Docker's iptables rules don't work on every host topology. The Phase 3 plan requires egress for tool calls like web search, but on some hosts, Docker's default iptables configuration blocks outbound connections. The fix is an L7 HTTPS proxy, but that adds complexity to the deployment.

What I'd Do Differently

Start with the Database Schema

The first version of the code was written before the SpacetimeDB schema was finalized. That meant constant refactoring as the schema evolved. Now I design the database schema first, then build the application code around it. The database is the contract.

Build the CI Gates Earlier

I added CI gates late — rejecting builds on CUDA 13.2, unbounded mpsc channels, and await_holding_lock violations. These should have been in place from the start. Every one of these caused at least one production bug. CI gates are not nice-to-haves for systems with concurrency.

Document the Open Questions

I didn't track open questions explicitly. That changed when I started the "Open Questions" document (Q-001 through Q-053) — every unresolved design decision, every architectural ambiguity, every "I'll figure this out later." Some of them remain open. That's fine. Not every decision needs to be made today. But knowing what you don't know is more valuable than pretending you know everything.

The Result

Five agents. One database. Zero cloud dependencies. Running on a Threadripper PRO workstation with RTX 3090 GPUs. Each agent autonomously triaging, acting, and reflecting. Each containerized. Each with its own identity.

It's not perfect. It's not done. But it works.

The system can receive a stimulus — a user message, a task update, a pending attention request — and produce a coherent multi-agent response without human intervention. The agents communicate. They reason. They learn.

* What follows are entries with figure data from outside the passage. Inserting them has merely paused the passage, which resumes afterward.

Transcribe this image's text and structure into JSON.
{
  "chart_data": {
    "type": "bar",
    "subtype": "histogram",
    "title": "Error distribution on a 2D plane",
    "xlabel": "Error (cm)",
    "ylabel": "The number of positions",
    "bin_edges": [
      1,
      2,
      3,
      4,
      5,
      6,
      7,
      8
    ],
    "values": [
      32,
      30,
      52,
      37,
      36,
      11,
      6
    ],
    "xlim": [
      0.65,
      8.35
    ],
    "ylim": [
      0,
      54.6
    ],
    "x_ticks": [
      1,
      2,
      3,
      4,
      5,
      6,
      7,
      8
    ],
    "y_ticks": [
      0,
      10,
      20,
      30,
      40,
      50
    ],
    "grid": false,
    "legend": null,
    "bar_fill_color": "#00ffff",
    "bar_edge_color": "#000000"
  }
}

And they're all running on hardware that fits in a single rack.

What's Next

Phase 3 adds resilience — three-layer supervision, adaptive parameters, failure recovery. Phase 4 adds advanced observability and metacognition. Phase 5 adds sleep, dreaming, and audit trails.

The codebase is growing. The architecture is stabilizing. The next step is making it better, not just making it bigger.

This is a work in progress. I'll update this as the system evolves. If you're building something similar, I'd love to hear about your approach.